Anyways, back to COVID — The New York Times put together an interesting tool that might be worth playing around with as an expectation-setting exercise. They can help you estimate and visualize where you’d be in line to get the vaccine.
If you are fortunate like I am to be towards the back of the line, it’s worth reading this harrowing personal essay from BuzzFeed reporter Nidhi Prakash who’s suffering from “long COVID.” This sounds awful:
“The best way I can describe how I am now, at the end of this strange, horrible year, is that I wake up most days feeling like I drank a six-pack of beer the night before. Washing the dishes, doing my laundry, or walking a few blocks leaves me in need of a sit-down. It’s a sort of gritty feeling in my body, a woolly feeling in my brain. My breathing is up and down; when I'm tired, I forget words midsentence. I need at least 10 hours of sleep most nights. And if I push too hard, it’s not just laborious — it’s actually painful, from my lungs to my head to the stinging in my eyes.”
Now, what you came for…
DAY 266: Hot Fuzz (available on HBO Max)
I’d been a little iffy on Edgar Wright as a brand-name director for years … that is, until I saw his latest film, Baby Driver, which was so good that it inspired me to go back and revisit his entire filmography. I’d given Shaun of the Dead and The World’s End second chances before but never returned to Hot Fuzz, his 2007 crime caper. Wow, was I missing out!

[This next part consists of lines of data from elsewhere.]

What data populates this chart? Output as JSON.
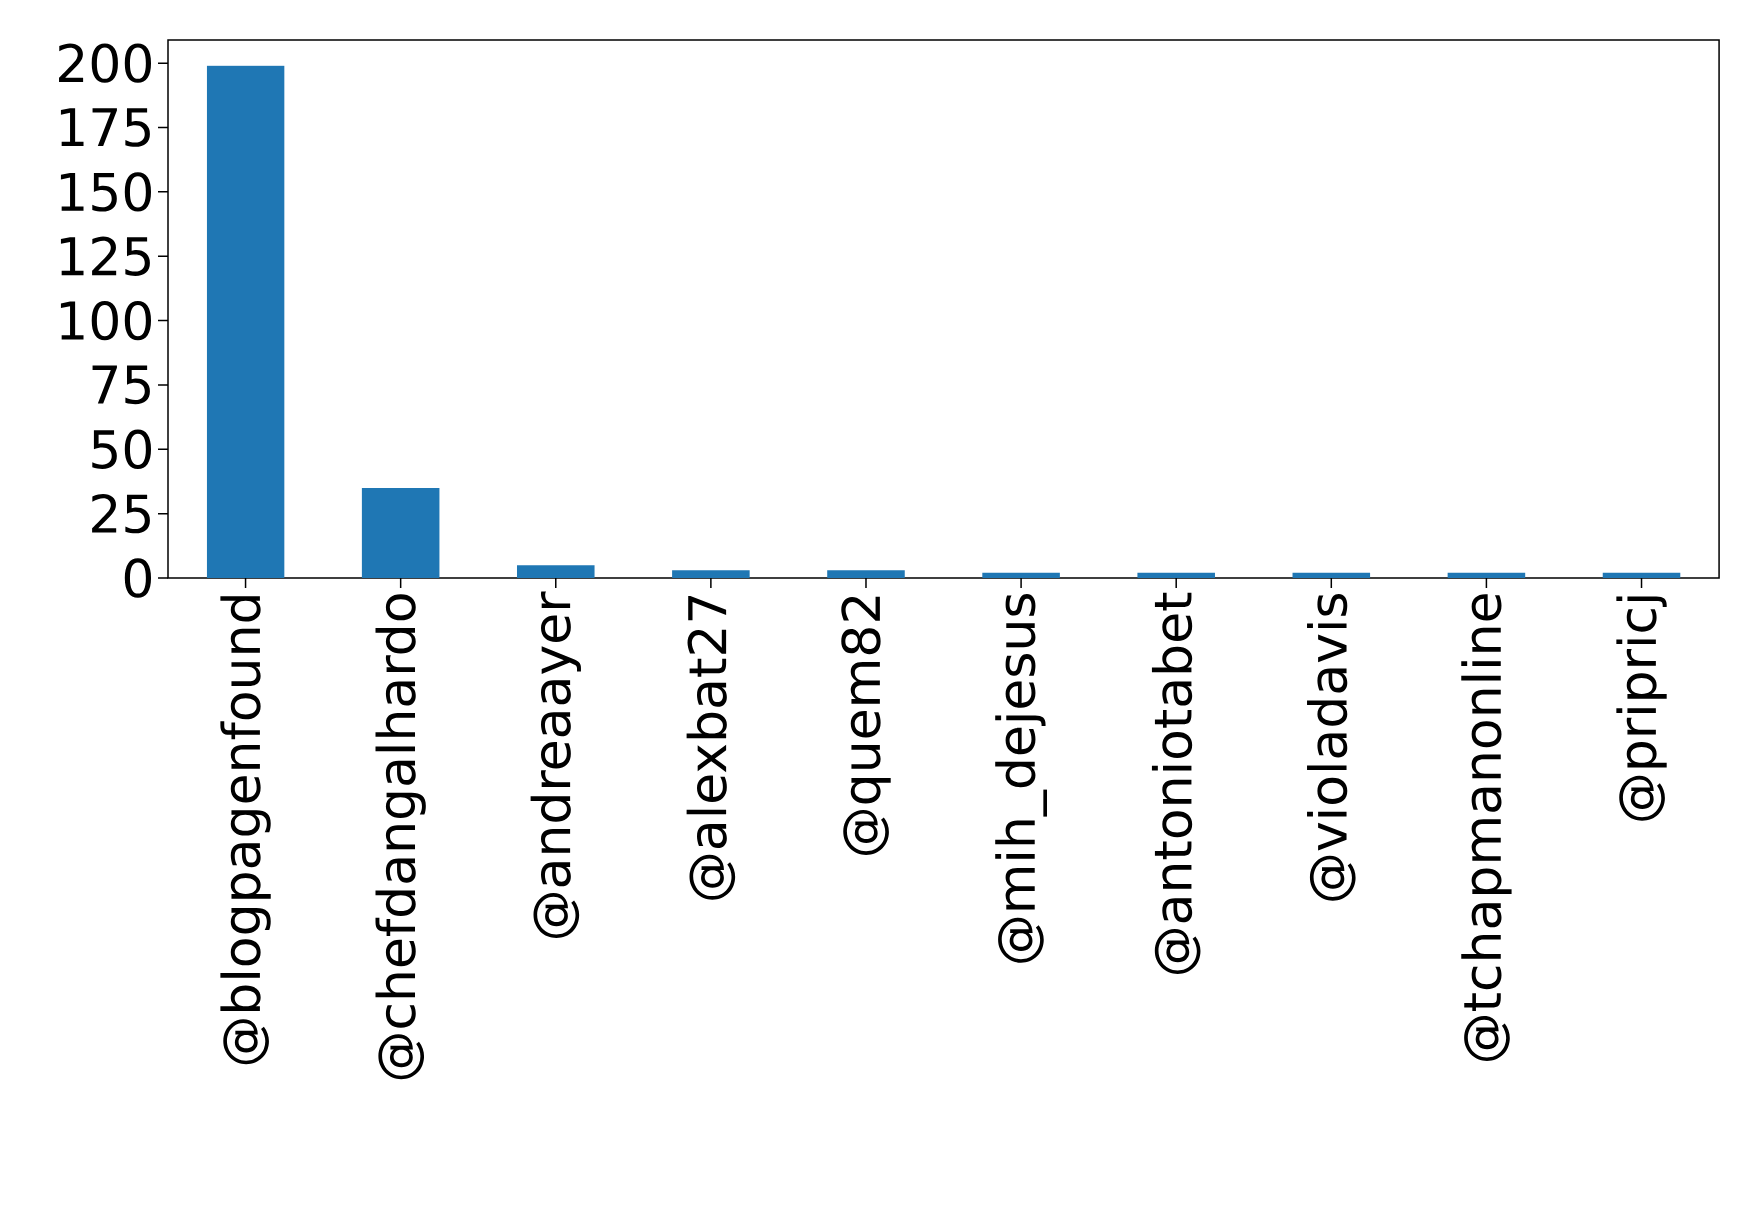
{
  "chart_data": {
    "type": "bar",
    "categories": [
      "@blogpagenfound",
      "@chefdangalhardo",
      "@andreaayer",
      "@alexbat27",
      "@quem82",
      "@mih_dejesus",
      "@antoniotabet",
      "@violadavis",
      "@tchapmanonline",
      "@pripricj"
    ],
    "values": [
      199,
      35,
      5,
      3,
      3,
      2,
      2,
      2,
      2,
      2
    ],
    "color": "#1f77b4",
    "ylim": [
      0,
      209
    ],
    "yticks": [
      0,
      25,
      50,
      75,
      100,
      125,
      150,
      175,
      200
    ],
    "grid": false
  }
}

Hot Fuzz is smart, stylish and subversive – all the things that mark Wright’s best cinema. He can successfully play with genre like few other working directors, and this re-teaming of Wright with comedic muses Simon Pegg and Nick Frost makes his most seamless blend.
The adventure starts as a fish-out-of-water comedy when the impressively efficient London Metro Police officer Nicholas Angel (Pegg) gets transferred to the sleepy country town Sandford. He’s used to his presence being necessary to enforce the law in the big city. Here, Angel finds that the police have made themselves largely ornamental. (Imagine!) There’s a strong amount of social trust in the community, and the existing police officers take a hands-off approach to handling any misbehaviors and misdemeanors they observe. Not Angel, though, who takes thwarting underage pub drinking as seriously as foiling a terrorist plot.
But lurking under the blissfully bucolic façade is a cabal that threatens the townspeople by exploiting their trust and naïveté. They’re certainly lucky to have Angel around for this, although he’s hamstrung by the provincial local police chief (Jim Broadbent) and his aloof son Danny Butterman (Frost) … who just so happens to be Angel’s partner. Danny’s chief preparation for the job, aside from his lineage, is watching lots of ’90s action movies. As it turns out, that proves most helpful for combating the menace facing Sandford.
Wright pulls off the tricky task of paying homage to a number of influential films (Bad Boys, Point Break) while humorously sending them up and one-upping their antics. His comedy goes far beyond the lazy Scary Movie spoof; Wright works into the nature of his narrative how people interact with film and how it tints their view of the world to hilarious ends. Furthermore, he’s not just cribbing an incident or a feel from the genre and calling it a take on them. He’s mimicking their aesthetic with loud, smashing cuts and big pyrotechnics — just appropriately adjusted for the real world.
P.S. — Today’s recommendation courtesy of a 2017 blog post.